Thursday, June 23, 2016 | bwgc

There was a packed house at the last Full Circle meeting of the 2015/16 year, for speakers Thomasina L. Hiers, the Executive Director of Baltimore’s Promise (BP) and Tom Wilcox, President/CEO of the Baltimore Community Foundation (BCF), of which the BWGC is one of 800 funds.

Thomasina Hiers has an impressive background, having served under three mayors and two governors in City and State government. Currently she leads Baltimore’s Promise, an organization that coordinates strategies across public and private entities to identify quality programs, establish shared outcome measures and develop policies to assure that every child born in the city can lead a healthy productive life from birth through career readiness.

Moneys spent on programs for children in the city totals 3.5 billion per year in public and private funds.  It is the goal of BP to leverage these resources for the greatest impact. To this end, work groups, comprised of leaders in government and philanthropy, study all factors that influence, impede or facilitate the effectiveness of programs and suggest cooperative solutions for change.

Ms. Hiers highlighted two of BP’s efforts: B’More for Healthy Babies has dramatically lowered peri-natal deaths in the city. A closer analysis reveals that despite this, the mortality rate for black babies is still four times higher than for white babies. The work group is tasked to find causes and recommend strategies to erase this discrepancy.

Another was Pre-school Education. Currently, there are only places for two thirds of qualifying children in the most effective programs, like Head Start and public pre-kindergartens. The goal is to provide slots for all children and to improve kindergarten readiness from 48% of children this year, to 90% by 2017.

Tom Wilcox also focused on the need for early education and outlined the progress made by bringing Judy Centers to 13 schools.
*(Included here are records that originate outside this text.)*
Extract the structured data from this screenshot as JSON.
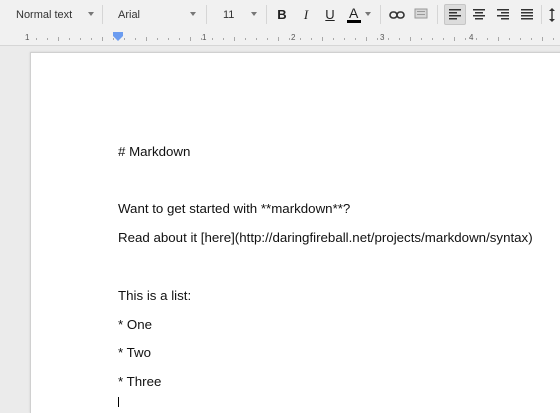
{
  "toolbar": {
    "style_select": "Normal text",
    "font_select": "Arial",
    "size_select": "11",
    "bold": "B",
    "italic": "I",
    "underline": "U",
    "text_color": "A",
    "text_color_bar": "#000000",
    "active_button_bg": "#dcdcdc"
  },
  "ruler": {
    "numbers": [
      "1",
      "1",
      "2",
      "3",
      "4"
    ]
  },
  "document": {
    "lines": [
      "# Markdown",
      "Want to get started with **markdown**?",
      "Read about it [here](http://daringfireball.net/projects/markdown/syntax)",
      "This is a list:",
      "* One",
      "* Two",
      "* Three"
    ]
  }
}
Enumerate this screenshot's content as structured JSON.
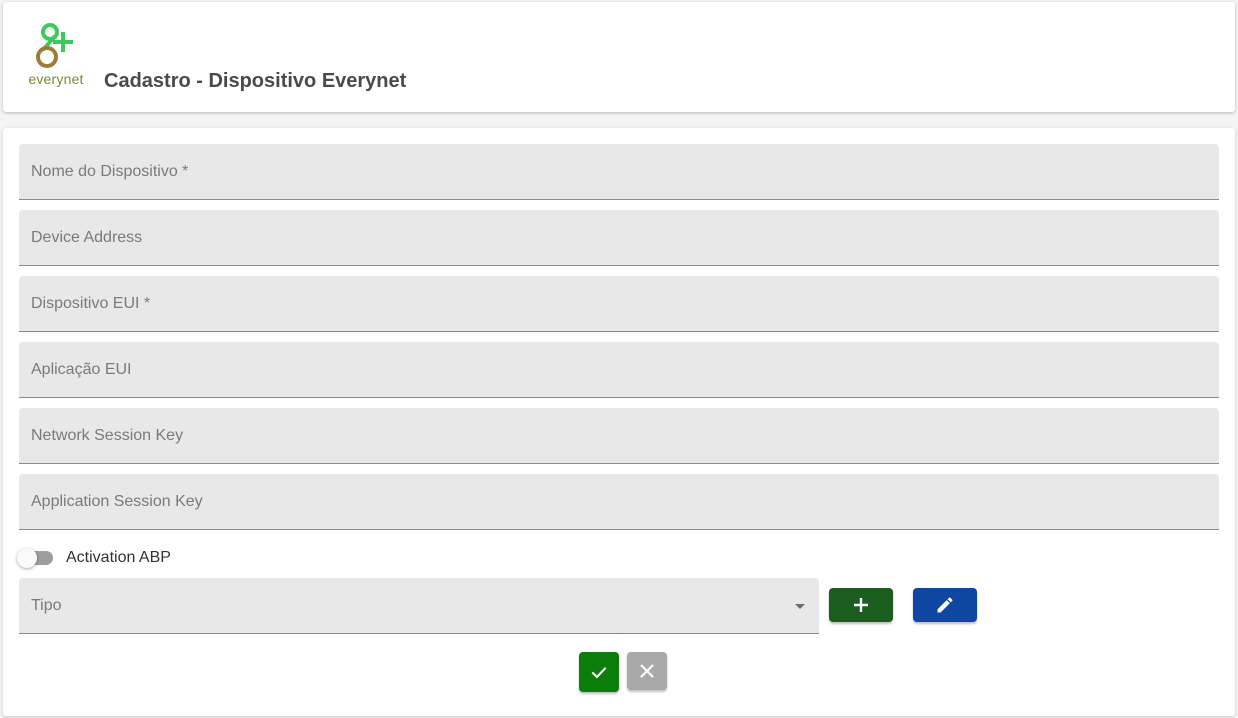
{
  "header": {
    "logo_text": "everynet",
    "title": "Cadastro - Dispositivo Everynet"
  },
  "form": {
    "fields": [
      {
        "placeholder": "Nome do Dispositivo *",
        "value": ""
      },
      {
        "placeholder": "Device Address",
        "value": ""
      },
      {
        "placeholder": "Dispositivo EUI *",
        "value": ""
      },
      {
        "placeholder": "Aplicação EUI",
        "value": ""
      },
      {
        "placeholder": "Network Session Key",
        "value": ""
      },
      {
        "placeholder": "Application Session Key",
        "value": ""
      }
    ],
    "toggle": {
      "label": "Activation ABP",
      "checked": false
    },
    "select": {
      "placeholder": "Tipo",
      "value": ""
    }
  },
  "icons": {
    "logo": "everynet-logo-icon",
    "add": "plus-icon",
    "edit": "pencil-icon",
    "confirm": "check-icon",
    "cancel": "close-icon",
    "select": "dropdown-arrow-icon"
  },
  "colors": {
    "logo_green": "#3cc85a",
    "logo_brown": "#a07a3a",
    "add_button": "#1b5e20",
    "edit_button": "#0d47a1",
    "confirm_button": "#0a7d0a",
    "cancel_button": "#a9a9a9"
  }
}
The Centers effectively turn schools into a community resource, offering family support, health care and other services. Another initiative under way through BCF is to create more effective schools through training and support of principals.   BCF is nearing completion of a 100 million dollar campaign to support its current goals in education and neighborhoods, and to build an endowment for the future needs of Baltimore.

Part of the meeting was devoted to Circle business.  Members unanimously ratified funding for the 18 one-year grants presented this year. Two additional two-year grants were approved by all the members who attended the grants meeting in March.  There were 119 applications.  For the first time, applications were submitted and processed digitally. The changeover went remarkably smoothly thanks to additional training for the Team Leaders and the work of the Grants Implementation Team (consisting of co-chairs of Steering, Grants, Post Grants and the three Administrators of the online software.)

Members approved an increase in annual dues by $50 to cover program expenses related to the gradual growth of our membership to 450 members. 

Lastly, members approved the proposed slate of Circle Officers – Co-chairs, Jodi Dunn and Vivian Manekin, Secretary, Sabine Oishi, Archivist, Susan Perl and Assistant Treasurer, Eileen Toohey.  The outgoing Circle Co-chairs, Peggy Schapiro and Penny Wald, received a standing ovation in appreciation of their hard work and superb leadership over the past two years.